No, some examples of when you would not receive consent documentation from EPA are:
- The waste in the shipment is not regulated hazardous waste in the country of export, so no foreign export notice is sent to EPA.
- The waste in the shipment is regulated as hazardous waste in the country of export, but that country considers the shipment a return rather than an export (e.g., shipments of maquiladora waste from Mexico to the US), so no foreign export notice is sent to EPA.
There could be other unanticipated reasons why you may not receive consent documentation from EPA, such as incorrect contact information or incomplete foreign export notice.
7. What should I do if I receive a RCRA manifested hazardous waste import shipment from Canada, Mexico, or a non-OECD country that I cannot match with any of the import consent documentation provided by EPA?
As explained in the previous question, there are a number of situations under which your facility would not receive consent documentation from EPA.
If an import shipment of RCRA hazardous waste from Canada, Mexico, or any non-OECD country arrives in the US accompanied by a RCRA manifest that you cannot match to any EPA-provided import consent documentation, you should immediately contact your foreign customer to ask for verification that either:
- the shipment contents were not considered an export of hazardous waste within the country of export; or
- the exporter submitted a notice to export and received consent.
When the country of export does not regulate the exported waste as hazardous, the country of export will not send an export notice to EPA. Under the requirements effective July 7, 2010, in 40 CFR 262.82(a)(2)(ii)(B), if the waste to be exported to the US for recycling from an OECD Member country listed in 40 CFR 262.58(a)(1) is not considered hazardous by the country of export but is considered hazardous within the US, then the US importer is required to assume the duties of the foreign exporter, submit the export notice to EPA, and obtain consent from EPA prior to any transboundary shipment.
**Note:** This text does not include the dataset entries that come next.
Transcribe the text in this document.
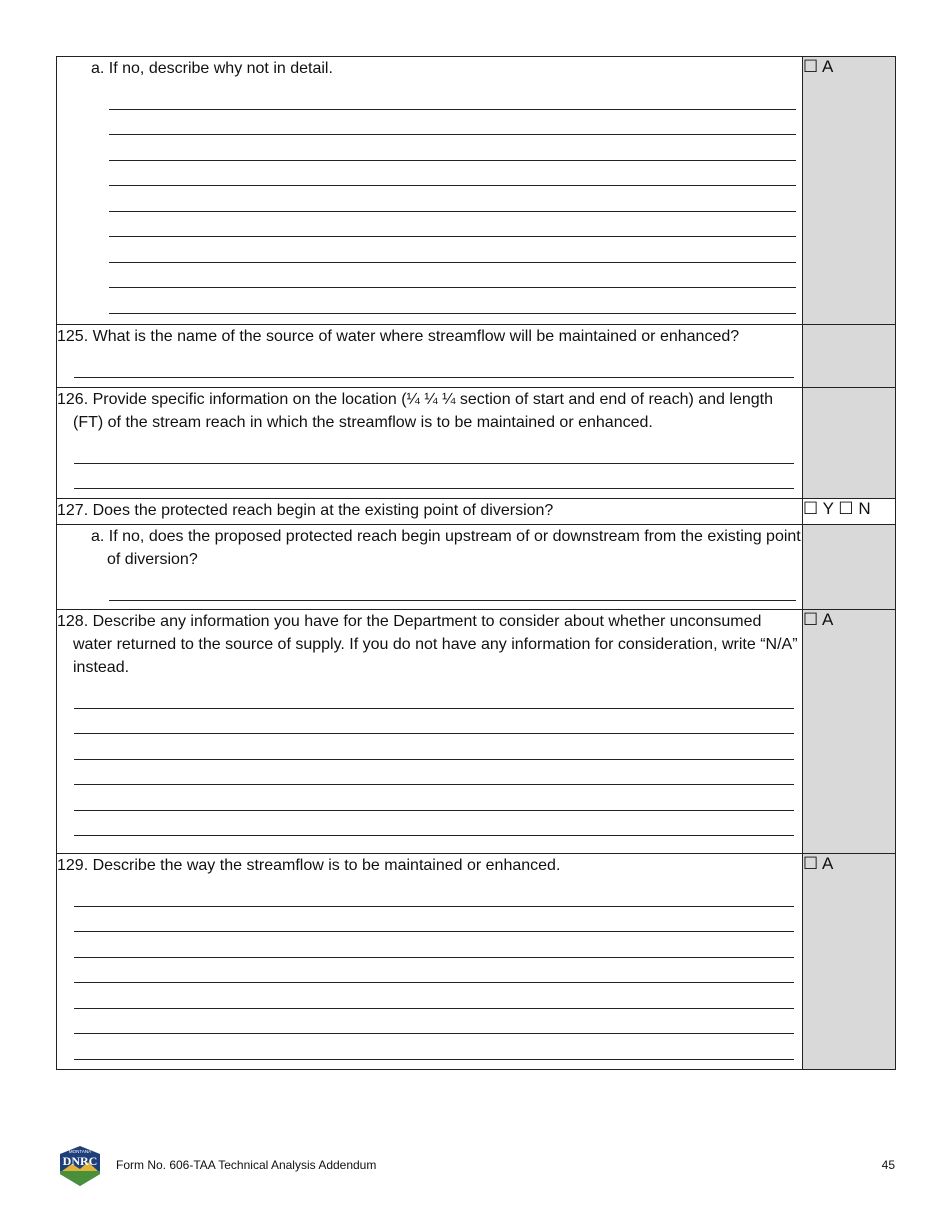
a. If no, describe why not in detail.	☐ A

125. What is the name of the source of water where streamflow will be maintained or enhanced?	

126. Provide specific information on the location (¼ ¼ ¼ section of start and end of reach) and length (FT) of the stream reach in which the streamflow is to be maintained or enhanced.	

127. Does the protected reach begin at the existing point of diversion?	☐ Y ☐ N

a. If no, does the proposed protected reach begin upstream of or downstream from the existing point of diversion?	

128. Describe any information you have for the Department to consider about whether unconsumed water returned to the source of supply. If you do not have any information for consideration, write “N/A” instead.	☐ A

129. Describe the way the streamflow is to be maintained or enhanced.	☐ A
MONTANA
DNRC Form No. 606-TAA Technical Analysis Addendum	45
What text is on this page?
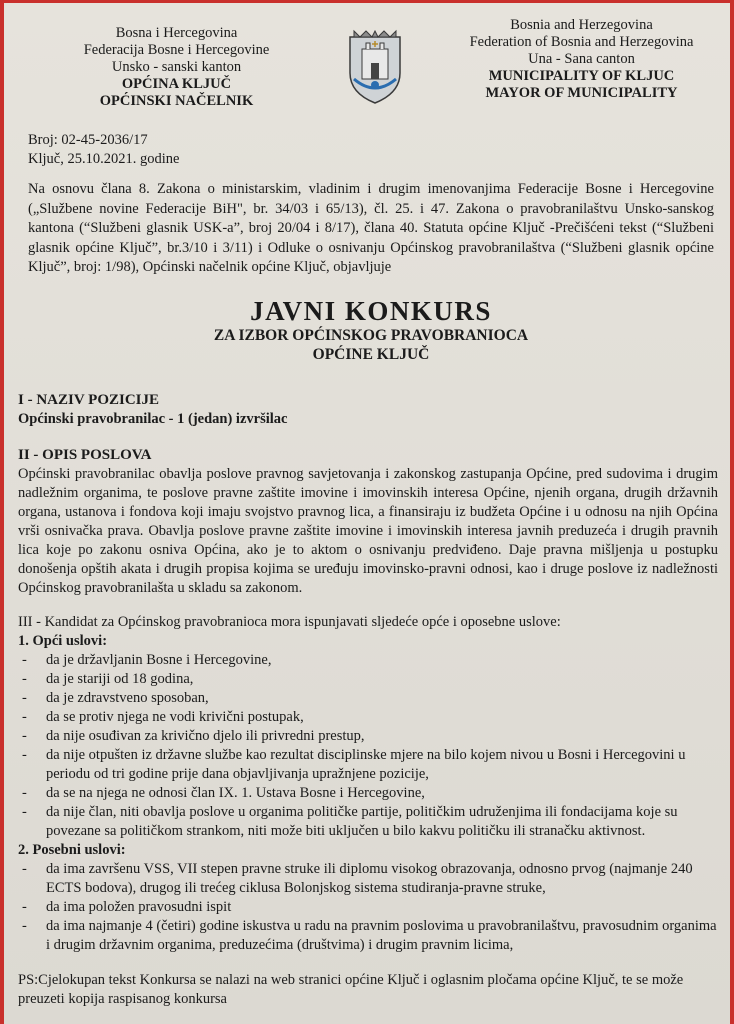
Bosna i Hercegovina
Federacija Bosne i Hercegovine
Unsko - sanski kanton
OPĆINA KLJUČ
OPĆINSKI NAČELNIK
Bosnia and Herzegovina
Federation of Bosnia and Herzegovina
Una - Sana canton
MUNICIPALITY OF KLJUC
MAYOR OF MUNICIPALITY
Broj: 02-45-2036/17
Ključ, 25.10.2021. godine
Na osnovu člana 8. Zakona o ministarskim, vladinim i drugim imenovanjima Federacije Bosne i Hercegovine („Službene novine Federacije BiH", br. 34/03 i 65/13), čl. 25. i 47. Zakona o pravobranilaštvu Unsko-sanskog kantona (“Službeni glasnik USK-a”, broj 20/04 i 8/17), člana 40. Statuta općine Ključ -Prečišćeni tekst (“Službeni glasnik općine Ključ”, br.3/10 i 3/11) i Odluke o osnivanju Općinskog pravobranilaštva (“Službeni glasnik općine Ključ”, broj: 1/98), Općinski načelnik općine Ključ, objavljuje
JAVNI KONKURS
ZA IZBOR OPĆINSKOG PRAVOBRANIOCA
OPĆINE KLJUČ
I - NAZIV POZICIJE
Općinski pravobranilac - 1 (jedan) izvršilac
II - OPIS POSLOVA
Općinski pravobranilac obavlja poslove pravnog savjetovanja i zakonskog zastupanja Općine, pred sudovima i drugim nadležnim organima, te poslove pravne zaštite imovine i imovinskih interesa Općine, njenih organa, drugih državnih organa, ustanova i fondova koji imaju svojstvo pravnog lica, a finansiraju iz budžeta Općine i u odnosu na njih Općina vrši osnivačka prava. Obavlja poslove pravne zaštite imovine i imovinskih interesa javnih preduzeća i drugih pravnih lica koje po zakonu osniva Općina, ako je to aktom o osnivanju predviđeno. Daje pravna mišljenja u postupku donošenja opštih akata i drugih propisa kojima se uređuju imovinsko-pravni odnosi, kao i druge poslove iz nadležnosti Općinskog pravobranilašta u skladu sa zakonom.
III - Kandidat za Općinskog pravobranioca mora ispunjavati sljedeće opće i oposebne uslove:
1. Opći uslovi:
- da je državljanin Bosne i Hercegovine,
- da je stariji od 18 godina,
- da je zdravstveno sposoban,
- da se protiv njega ne vodi krivični postupak,
- da nije osuđivan za krivično djelo ili privredni prestup,
- da nije otpušten iz državne službe kao rezultat disciplinske mjere na bilo kojem nivou u Bosni i Hercegovini u periodu od tri godine prije dana objavljivanja upražnjene pozicije,
- da se na njega ne odnosi član IX. 1. Ustava Bosne i Hercegovine,
- da nije član, niti obavlja poslove u organima političke partije, političkim udruženjima ili fondacijama koje su povezane sa političkom strankom, niti može biti uključen u bilo kakvu političku ili stranačku aktivnost.
2. Posebni uslovi:
- da ima završenu VSS, VII stepen pravne struke ili diplomu visokog obrazovanja, odnosno prvog (najmanje 240 ECTS bodova), drugog ili trećeg ciklusa Bolonjskog sistema studiranja-pravne struke,
- da ima položen pravosudni ispit
- da ima najmanje 4 (četiri) godine iskustva u radu na pravnim poslovima u pravobranilaštvu, pravosudnim organima i drugim državnim organima, preduzećima (društvima) i drugim pravnim licima,
PS:Cjelokupan tekst Konkursa se nalazi na web stranici općine Ključ i oglasnim pločama općine Ključ, te se može preuzeti kopija raspisanog konkursa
The notice should include the data elements listed in 40 CFR 262.83(d) and detail the proposed export from the foreign country to the US for recovery. EPA will forward copies of the notice to any listed transit country (i.e., countries a shipment may pass through between the exporting country and the importing country) for their review, and will transmit consents directly back to the US importer. If the US receiving facility is not the importer, EPA will send a copy of the consent documentation to the listed US destination facilities at the same time. Therefore, your facility should have consent documentation on file from EPA regarding import shipments of RCRA hazardous waste for recycling from an OECD country other than Canada or Mexico.
Please note that under long standing RCRA policy discussed in a June 25, 1985 memo to EPA Region 9 (PDF) (2 pp, 40K, About PDF), EPA may consider your facility responsible for complying with the notification requirements under 40 CFR 262.82(a)(2)(ii)(B) as a contributor to the import of the hazardous waste even if other parties were involved in arranging the import. To avoid noncompliance with RCRA regulations when multiple parties are involved in arranging the import, we recommend that the parties to the transaction assign and document the importer responsibilities among themselves to ensure that the importer duties are met.